The Court of Appeal allowed Carlton Television's appeal against a decision that it had infringed the copyright of Pro Sieben Media AG.
The plaintiff, a German television company, claimed that the defendants had infringed its copyrights by including in one of its programmes a 30- second extract from a German television programme, which had been broadcast by the plaintiff in a magazine programme called TAFF.
The plaintiff's programme was about Mandy Allwood, who was pregnant with eight live embryos as a result of fertility treatment. The plaintiff had made an agreement with Max Clifford, Ms Allwood's public relations consultant, giving it the exclusive right to broadcast an interview with Ms Allwood in Germany.
The defendants' programme was directed at, and critical of, chequebook journalism. The extract from the plaintiff's programme was shown with the name TAFF appearing prominently in the bottom right-hand corner of the picture, and, less prominently, the plaintiff's logo, a stylised figure 7, in the top right-hand corner.
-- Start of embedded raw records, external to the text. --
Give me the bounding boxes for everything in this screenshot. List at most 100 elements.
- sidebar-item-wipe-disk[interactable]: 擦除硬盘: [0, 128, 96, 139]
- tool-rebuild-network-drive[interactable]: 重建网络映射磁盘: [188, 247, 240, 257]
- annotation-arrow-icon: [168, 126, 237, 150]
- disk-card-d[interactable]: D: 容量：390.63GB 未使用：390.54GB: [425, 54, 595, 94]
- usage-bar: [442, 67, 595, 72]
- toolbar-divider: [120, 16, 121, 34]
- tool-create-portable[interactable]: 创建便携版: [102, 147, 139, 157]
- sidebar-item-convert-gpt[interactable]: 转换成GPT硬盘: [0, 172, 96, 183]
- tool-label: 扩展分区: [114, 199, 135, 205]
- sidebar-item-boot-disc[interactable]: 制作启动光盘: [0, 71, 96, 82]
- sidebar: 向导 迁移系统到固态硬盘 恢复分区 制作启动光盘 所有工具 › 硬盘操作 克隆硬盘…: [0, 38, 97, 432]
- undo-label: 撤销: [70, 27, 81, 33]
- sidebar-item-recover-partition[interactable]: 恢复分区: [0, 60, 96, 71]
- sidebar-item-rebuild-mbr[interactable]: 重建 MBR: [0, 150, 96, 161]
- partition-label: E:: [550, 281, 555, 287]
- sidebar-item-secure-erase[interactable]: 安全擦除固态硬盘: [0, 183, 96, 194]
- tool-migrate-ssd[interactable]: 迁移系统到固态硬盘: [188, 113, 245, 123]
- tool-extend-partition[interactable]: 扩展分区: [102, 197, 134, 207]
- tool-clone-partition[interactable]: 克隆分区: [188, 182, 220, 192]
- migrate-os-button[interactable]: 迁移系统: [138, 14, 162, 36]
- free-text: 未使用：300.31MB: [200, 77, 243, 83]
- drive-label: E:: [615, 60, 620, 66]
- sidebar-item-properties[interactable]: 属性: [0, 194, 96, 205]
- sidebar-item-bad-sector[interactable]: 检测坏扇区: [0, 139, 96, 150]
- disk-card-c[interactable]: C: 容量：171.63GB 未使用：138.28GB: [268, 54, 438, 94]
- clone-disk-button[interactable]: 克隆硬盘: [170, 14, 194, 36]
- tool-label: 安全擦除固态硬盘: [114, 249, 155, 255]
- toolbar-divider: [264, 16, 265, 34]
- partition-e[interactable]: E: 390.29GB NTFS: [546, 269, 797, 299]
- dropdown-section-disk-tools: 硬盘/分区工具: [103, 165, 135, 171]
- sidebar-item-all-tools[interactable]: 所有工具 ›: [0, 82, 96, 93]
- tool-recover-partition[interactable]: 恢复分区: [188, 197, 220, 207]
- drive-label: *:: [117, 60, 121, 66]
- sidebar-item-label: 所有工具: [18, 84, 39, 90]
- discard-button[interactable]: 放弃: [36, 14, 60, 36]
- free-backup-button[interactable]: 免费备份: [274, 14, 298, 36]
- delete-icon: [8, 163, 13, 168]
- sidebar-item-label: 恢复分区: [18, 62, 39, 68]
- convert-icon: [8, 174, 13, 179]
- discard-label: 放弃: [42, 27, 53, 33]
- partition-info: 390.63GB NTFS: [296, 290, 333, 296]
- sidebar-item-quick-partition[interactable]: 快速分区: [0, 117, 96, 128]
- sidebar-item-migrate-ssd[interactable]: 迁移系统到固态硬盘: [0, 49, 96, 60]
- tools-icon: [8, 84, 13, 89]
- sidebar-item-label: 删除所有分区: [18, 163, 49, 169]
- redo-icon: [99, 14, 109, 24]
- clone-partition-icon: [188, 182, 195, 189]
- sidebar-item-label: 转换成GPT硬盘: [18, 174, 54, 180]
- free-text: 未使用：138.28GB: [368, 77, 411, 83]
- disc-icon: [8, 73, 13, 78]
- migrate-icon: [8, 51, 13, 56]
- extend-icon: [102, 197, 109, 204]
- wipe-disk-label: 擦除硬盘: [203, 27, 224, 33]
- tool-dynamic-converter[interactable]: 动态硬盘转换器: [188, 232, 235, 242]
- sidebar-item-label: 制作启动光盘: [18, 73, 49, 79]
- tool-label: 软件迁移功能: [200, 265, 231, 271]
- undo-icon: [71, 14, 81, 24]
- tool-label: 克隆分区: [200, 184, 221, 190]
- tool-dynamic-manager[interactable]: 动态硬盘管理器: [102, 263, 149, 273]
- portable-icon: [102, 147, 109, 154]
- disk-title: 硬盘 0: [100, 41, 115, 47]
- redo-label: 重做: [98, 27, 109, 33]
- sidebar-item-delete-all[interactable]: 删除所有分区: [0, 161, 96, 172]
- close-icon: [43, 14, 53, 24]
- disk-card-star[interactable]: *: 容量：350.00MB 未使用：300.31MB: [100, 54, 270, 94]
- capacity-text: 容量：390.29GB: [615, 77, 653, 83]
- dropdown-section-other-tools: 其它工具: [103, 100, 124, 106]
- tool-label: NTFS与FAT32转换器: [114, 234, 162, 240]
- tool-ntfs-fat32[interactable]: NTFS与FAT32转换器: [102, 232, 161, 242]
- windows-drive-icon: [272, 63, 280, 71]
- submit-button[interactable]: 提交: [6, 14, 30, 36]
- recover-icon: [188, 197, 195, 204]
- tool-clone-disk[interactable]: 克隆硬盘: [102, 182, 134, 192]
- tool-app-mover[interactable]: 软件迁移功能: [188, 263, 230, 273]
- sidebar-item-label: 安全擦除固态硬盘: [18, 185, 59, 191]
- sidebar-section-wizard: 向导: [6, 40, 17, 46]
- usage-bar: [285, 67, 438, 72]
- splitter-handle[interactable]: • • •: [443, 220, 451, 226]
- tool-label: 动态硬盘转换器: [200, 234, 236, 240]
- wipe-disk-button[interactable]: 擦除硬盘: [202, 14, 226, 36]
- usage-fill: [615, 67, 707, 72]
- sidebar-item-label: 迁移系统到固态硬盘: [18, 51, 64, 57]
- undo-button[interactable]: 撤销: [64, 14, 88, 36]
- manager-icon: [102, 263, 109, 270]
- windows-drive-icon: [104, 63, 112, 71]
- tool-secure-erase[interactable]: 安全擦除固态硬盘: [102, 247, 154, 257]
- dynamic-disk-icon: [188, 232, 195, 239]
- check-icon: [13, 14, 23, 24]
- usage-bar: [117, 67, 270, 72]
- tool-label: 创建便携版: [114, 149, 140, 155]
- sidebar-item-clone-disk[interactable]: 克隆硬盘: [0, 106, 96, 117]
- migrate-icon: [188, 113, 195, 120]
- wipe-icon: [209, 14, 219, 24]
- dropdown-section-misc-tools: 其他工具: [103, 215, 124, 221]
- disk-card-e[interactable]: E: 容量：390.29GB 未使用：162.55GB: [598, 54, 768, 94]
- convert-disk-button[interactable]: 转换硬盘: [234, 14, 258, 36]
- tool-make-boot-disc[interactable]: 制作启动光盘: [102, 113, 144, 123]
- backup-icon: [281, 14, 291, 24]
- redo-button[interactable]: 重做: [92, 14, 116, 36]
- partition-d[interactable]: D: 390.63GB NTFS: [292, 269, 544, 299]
The judge decided that the defendants had failed to discharge the onus of proving that the extract had been included in their programme for the purpose of criticism or review within section 30(1) of the Copyright Designs and Patents Act 1988, and that there had been insufficient acknowledgement.
He further concluded that the use of the extract by the defendants was not for the purpose of reporting the "minor but newsworthy event" that Max Clifford had sold an interview with Ms Allwood to German television, within section 30(2), but that if he were wrong about that, he was in no doubt that the use made of the extract was not fair in all the circumstances. The defendants appealed.
Martin Howe QC and Charlotte May (Denton Hall) for the plaintiff; Michael Silverleaf QC and Mark Vanhegan (Henry Hepworth) for the defendants.
Lord Justice Robert Walker said that the intentions and motives of the user of another's copyright material were relevant for the purposes of the defences available under section 30(1) and (2), particularly on the issue of fair dealing, so far as it could be treated as a discrete issue.
It was not necessary, however, for the court to put itself in the shoes of the infringer of the copyright in order to decide whether the offending piece was published "for the purposes of criticism or review", and it should not give any encouragement to the notion that all that was required was for the user to have the sincere belief, however misguided, that he or she was criticising a work or reporting current affairs.
The judge had erred in principle in focusing too much on the actual purposes, intentions and motives of those involved in the planning and production of the defendants' programme, and in focusing too little on the likely impact on the audience. The programme had been made for the purpose of criticism of works of chequebook journalism in general, and in particular the then very recent treatment by the media of the story.
The use of the extract was fair dealing within section 30(1) of the Act, and the transmission of the plaintiff's logo had, in the circumstances, constituted sufficient acknowledgement. The defence under section 30(1) of the Act accordingly succeeded.
Furthermore, Ms Allwood's multiple pregnancy, its pro-gress and its eventual outcome were on any view current events of real interest to the public, and the fact that Max Clifford had sold an interview to German television, albeit of limited and ephemeral interest, was also a current event. The defence under section 30(2) would, therefore, also succeed.